The premise of the API is a simple one: normalization and security guarantees for Israel in exchange for ending the occupation of Palestinian and other Arab lands. This premise could begin to be operationalized in practice through reciprocal movement in both directions simultaneously. Rather than viewing normalization as an all-or-nothing proposition, it should be reconceived as a series of quid-pro-quo steps by the Arab world in response to benchmarks of progress in the peace process. A settlement freeze, for example, should trigger certain, pre-defined, normalization steps by Arab countries. The US can work with like-minded Arab states to develop such a formula, and to ensure an Israeli buy-in.

A series of interlocking and reinforcing security guarantees could also serve as a vehicle for initiating a much-needed regional strategic dialogue.

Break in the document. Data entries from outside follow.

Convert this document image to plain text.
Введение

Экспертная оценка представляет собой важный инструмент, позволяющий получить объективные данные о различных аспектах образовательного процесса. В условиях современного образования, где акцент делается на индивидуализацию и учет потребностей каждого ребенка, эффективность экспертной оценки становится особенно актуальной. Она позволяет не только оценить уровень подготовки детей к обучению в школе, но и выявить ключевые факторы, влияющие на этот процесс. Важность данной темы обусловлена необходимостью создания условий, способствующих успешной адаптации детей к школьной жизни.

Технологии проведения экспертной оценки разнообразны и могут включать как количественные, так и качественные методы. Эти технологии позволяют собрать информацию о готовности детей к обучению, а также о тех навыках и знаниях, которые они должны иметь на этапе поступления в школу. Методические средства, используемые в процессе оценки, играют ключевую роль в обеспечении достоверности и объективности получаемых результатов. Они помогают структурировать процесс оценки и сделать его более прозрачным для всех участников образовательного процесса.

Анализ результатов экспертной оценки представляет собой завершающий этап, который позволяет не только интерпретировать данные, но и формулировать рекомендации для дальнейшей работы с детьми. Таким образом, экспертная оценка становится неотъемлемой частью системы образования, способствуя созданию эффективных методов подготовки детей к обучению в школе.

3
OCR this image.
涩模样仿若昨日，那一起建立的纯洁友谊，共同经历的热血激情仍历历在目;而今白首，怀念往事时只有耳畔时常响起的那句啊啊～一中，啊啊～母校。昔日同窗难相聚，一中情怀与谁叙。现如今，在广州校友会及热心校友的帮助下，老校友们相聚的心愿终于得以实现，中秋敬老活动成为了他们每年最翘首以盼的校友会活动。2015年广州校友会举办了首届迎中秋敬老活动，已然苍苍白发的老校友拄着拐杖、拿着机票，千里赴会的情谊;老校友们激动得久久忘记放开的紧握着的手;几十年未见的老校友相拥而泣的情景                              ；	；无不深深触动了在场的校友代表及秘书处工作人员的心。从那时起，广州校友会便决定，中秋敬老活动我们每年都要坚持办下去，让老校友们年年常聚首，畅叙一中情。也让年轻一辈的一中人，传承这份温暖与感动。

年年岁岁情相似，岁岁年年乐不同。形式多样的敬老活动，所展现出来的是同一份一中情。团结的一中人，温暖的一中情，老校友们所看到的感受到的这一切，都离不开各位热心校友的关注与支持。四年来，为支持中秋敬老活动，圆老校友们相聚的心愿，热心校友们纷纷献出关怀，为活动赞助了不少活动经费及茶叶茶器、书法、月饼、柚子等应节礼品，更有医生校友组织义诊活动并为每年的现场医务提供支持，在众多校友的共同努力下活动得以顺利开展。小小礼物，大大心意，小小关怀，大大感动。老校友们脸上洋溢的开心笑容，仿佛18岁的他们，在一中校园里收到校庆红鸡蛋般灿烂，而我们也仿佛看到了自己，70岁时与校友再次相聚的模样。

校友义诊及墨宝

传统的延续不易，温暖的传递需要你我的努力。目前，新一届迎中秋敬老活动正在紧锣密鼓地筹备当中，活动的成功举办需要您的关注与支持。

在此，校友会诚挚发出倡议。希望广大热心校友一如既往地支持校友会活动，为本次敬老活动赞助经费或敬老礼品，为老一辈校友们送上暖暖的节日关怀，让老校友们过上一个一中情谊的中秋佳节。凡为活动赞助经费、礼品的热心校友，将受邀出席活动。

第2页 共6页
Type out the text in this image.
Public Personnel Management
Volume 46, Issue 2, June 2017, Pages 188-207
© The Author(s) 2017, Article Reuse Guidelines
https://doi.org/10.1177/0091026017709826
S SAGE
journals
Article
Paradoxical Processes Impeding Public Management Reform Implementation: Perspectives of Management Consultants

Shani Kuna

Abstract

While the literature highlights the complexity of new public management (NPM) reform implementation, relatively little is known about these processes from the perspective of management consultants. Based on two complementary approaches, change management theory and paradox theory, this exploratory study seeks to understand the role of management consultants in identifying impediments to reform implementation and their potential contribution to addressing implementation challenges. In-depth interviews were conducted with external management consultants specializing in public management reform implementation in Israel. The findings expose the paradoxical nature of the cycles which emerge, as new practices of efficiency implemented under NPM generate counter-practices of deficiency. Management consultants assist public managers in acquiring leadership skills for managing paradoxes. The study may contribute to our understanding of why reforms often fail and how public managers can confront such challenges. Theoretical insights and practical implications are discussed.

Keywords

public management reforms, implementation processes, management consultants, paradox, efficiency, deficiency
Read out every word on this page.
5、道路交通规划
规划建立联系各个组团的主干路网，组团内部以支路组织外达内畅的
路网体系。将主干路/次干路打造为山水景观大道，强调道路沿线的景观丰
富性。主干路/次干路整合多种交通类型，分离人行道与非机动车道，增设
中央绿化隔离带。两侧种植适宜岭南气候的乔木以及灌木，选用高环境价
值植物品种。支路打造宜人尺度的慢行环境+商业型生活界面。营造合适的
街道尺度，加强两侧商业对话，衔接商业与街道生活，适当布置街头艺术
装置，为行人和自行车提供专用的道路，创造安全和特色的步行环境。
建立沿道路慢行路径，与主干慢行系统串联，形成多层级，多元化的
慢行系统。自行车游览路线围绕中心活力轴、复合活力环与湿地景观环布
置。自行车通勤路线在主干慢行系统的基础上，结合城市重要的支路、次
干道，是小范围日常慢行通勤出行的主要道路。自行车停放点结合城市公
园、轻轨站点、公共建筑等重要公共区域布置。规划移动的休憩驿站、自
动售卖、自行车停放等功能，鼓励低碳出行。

In particular, new regional threats from a hegemonic Iran, an unstable (and already nuclear) Pakistan, terrorism and religious extremism represent common threats to Israel and to moderate Arab regimes, and some may require a coordinated response. While a direct Arab-Israeli dialogue on these matters is premature, the US can help both sides develop a better understanding of each other’s needs and concerns. Developing such a comprehensive regional understanding can go a long towards responding to certain strategic Israeli security concerns that cannot be dealt with in separate, bilateral Arab-Israeli negotiating tracks.


Conclusion


The new Administration is finding itself forced to deal with Palestinian-Israeli conflict from its inception. As it strives to contain the fallout from the recent conflict in Gaza, the US should not lose sight of the big picture. A robust restatement of US commitment to a two-state solution, demonstrated through a reinvigorated peace process – in which permanent status negotiations continue to follow their natural pace parallel to improvements on the ground in terms of the economy and security – still represents the only possible path for achieving a permanent end to the Arab-Israeli conflict. For such a process to be credible, it must be supported by a settlement freeze and by inclusion of the Arab world in the peace process through the API.

Failure to achieve progress in the peace process will have far-reaching implications. It will strengthen extremist groups, as well as Iran, initially in Palestine but also farther afield in the region, potentially even destabilizing pro-American regimes in the region. Success, on the other hand, will deprive extremists of a potent rhetorical tool through which to claim nationalist credentials and mobilize popular support, improve the US image in the region, and revalidate and rebuild the credibility of moderates who have chosen to pursue the path of a negotiated settlement rather than conflict and confrontation.